What can be done?  In reality, many times nothing can be done as irreversible damage has already occurred.  Possibly micro-cracks have developed.  Sometimes the complexity of parts will prohibit rework.  Also, flight safety could be compromised - the risk of failure if the parts are used or reworked is too great.  Good material review engineers earn their pay here!  A good engineering response is to begin a recovery plan immediately - this means damage control.  Act quickly by getting parts into the bake oven, or the bake oven back on line.  Document what happened immediately, while the facts are fresh.  Ongoing embrittlement stops increasing the moment the parts reach proper bake temperature.  However, what about existing embrittlement damage, i.e., possible cracks?

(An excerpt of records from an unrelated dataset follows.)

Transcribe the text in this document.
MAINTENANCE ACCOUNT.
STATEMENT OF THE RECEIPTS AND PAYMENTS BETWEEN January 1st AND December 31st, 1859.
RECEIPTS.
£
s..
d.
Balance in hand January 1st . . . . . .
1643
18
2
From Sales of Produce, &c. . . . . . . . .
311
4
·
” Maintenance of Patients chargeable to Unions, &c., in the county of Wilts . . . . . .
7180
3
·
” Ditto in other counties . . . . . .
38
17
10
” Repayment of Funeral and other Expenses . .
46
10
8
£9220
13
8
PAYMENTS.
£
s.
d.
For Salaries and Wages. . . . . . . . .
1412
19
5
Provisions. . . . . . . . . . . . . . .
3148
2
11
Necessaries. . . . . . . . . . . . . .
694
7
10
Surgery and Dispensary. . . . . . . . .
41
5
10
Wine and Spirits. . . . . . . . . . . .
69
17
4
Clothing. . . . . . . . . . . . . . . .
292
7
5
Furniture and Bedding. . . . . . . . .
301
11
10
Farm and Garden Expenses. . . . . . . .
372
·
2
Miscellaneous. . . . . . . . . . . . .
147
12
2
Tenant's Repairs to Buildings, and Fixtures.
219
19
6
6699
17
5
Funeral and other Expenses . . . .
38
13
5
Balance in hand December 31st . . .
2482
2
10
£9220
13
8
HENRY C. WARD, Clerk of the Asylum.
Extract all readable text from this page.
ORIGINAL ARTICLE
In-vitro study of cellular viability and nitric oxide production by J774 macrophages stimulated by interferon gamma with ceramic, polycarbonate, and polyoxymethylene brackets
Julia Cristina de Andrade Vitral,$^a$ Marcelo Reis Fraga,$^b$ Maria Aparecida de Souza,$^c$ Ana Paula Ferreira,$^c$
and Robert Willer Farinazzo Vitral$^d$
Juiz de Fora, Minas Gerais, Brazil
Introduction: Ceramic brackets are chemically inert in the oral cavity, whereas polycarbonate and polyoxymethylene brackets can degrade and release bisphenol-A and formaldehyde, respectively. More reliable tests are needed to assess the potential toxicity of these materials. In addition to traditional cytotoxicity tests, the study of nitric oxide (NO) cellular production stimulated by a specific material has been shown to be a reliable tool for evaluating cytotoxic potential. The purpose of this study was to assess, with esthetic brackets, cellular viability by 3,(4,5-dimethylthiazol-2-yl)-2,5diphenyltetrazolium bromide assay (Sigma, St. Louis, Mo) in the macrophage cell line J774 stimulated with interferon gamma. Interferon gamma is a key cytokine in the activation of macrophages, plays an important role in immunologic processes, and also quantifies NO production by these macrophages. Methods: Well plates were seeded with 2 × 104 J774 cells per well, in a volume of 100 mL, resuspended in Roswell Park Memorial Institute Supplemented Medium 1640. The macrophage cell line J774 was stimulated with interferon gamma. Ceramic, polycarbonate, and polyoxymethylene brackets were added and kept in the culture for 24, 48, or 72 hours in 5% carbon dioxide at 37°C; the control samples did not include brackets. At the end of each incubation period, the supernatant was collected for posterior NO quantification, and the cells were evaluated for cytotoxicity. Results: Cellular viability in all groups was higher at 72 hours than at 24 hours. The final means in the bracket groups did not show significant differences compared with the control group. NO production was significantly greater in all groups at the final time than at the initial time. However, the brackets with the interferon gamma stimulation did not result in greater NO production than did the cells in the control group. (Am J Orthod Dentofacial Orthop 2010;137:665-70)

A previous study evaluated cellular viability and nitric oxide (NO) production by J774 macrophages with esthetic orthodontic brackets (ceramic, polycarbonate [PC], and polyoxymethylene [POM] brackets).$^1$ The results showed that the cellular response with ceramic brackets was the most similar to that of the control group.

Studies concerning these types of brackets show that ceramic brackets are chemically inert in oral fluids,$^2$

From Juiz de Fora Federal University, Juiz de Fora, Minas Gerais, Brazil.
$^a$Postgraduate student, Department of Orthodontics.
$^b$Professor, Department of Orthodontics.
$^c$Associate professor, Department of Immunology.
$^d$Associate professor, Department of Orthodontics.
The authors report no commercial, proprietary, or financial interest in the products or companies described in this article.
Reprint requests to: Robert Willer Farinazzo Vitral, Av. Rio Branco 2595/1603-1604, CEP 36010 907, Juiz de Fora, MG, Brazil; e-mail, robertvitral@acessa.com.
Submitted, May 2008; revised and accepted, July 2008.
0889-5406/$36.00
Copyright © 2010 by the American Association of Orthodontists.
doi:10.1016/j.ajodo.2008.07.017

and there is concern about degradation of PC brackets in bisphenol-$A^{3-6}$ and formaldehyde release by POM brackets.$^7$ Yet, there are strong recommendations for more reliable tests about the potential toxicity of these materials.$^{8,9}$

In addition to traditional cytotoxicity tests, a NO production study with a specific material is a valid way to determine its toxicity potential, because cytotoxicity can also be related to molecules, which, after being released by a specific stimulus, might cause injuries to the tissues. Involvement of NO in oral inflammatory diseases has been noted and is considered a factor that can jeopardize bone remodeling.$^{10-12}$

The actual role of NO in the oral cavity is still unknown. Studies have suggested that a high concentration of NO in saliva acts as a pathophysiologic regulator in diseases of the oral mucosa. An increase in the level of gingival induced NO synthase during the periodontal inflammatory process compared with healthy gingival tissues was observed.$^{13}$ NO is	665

Continue the recovery plan by completing the proper bake cycle in its entirety - do not cut corners on either time or temperature.  Notify your customer of what has happened.  Propose a recovery plan after you have documented all the facts and possible options.  Submit a material review request on the suspect parts with the complete data package.  Don’t make the material review engineer go out on a limb by having to guess the “who-what-when-where-why”.

Potential part dispositions from material review could be:

• Use as is
• Bake the parts for an additional time at normal temperature
• Bake the parts for an additional time at an elevated temperature
• Strip and bake - then replate
• Test the actual parts (expensive and time consuming)
• Test standard notched samples that have seen the identical plating-baking goof; replicate the problem using test samples
• Scrap out the parts - the risk of failure and its consequences may be too great.

The worst baking goof we can think of is a carburized, induction hardened, or ball bearing steel baked at 375°F instead of the lower 275°F.  Here irreversible metallurgical damage has occurred; that is, the parts have now been over tempered and must be re-heat treated.  99% of the time these parts are scrap.

Some comments on hydrogen embrittlement testing

Routine Process Control Tests: Routine process control tests are intended to control the process over time.  The interval may be daily, weekly, monthly etc.  Usually, standardized test samples and test loads are employed.  The tests establish trends or patterns over time; however, they should not necessarily be used for lot buy off or actual part acceptance.

Lot Buy-Off Tests: These tests represent real parts processed via test samples accompanying parts.  They may represent actual serialized flight safety parts or components.  Actual embrittlement conditions, if present, may be represented.  The samples used may be standardized samples or special unique test samples.

Rogue Samples?  Rogue samples can be defined as samples that conform to manufacturing requirements but fail when others don’t.  They are usually caused by subtle differences in the Kt factor in the notch.  Notched tensile samples should have a Kt (stress intensity factor) of 2.9 to 3.2.  If any non-metallic inclusions align themselves in the notch region, or if the sample has geometric problems from machining, the Kt factor could go up - to a Kt factor of 5.0 or possibly higher.  Is this now a fair and valid test?  Other reasons for sporadic failures are current density differences during plating.  Unless cylindrical anodes are used around the sample, current densities may not be the same at all areas in the notch.  Hydrogen generation varies with current density, thus potential embrittlement can vary.  This is one reason why bend samples have fallen from favor.

Summary

• Hydrogen embrittlement is serious!  Numerous aircraft accidents have been caused by embrittlement failures.
• Avoidance involves a thorough understanding of hydrogen generating reactions.
• Control involves both avoiding hydrogen generation, and hydrogen elimination normally referred to as embrittlement relief or baking.
• Vigilance is required for continued flight safety!  The physics of embrittlement are omnipresent - one mistake is all it takes for disaster.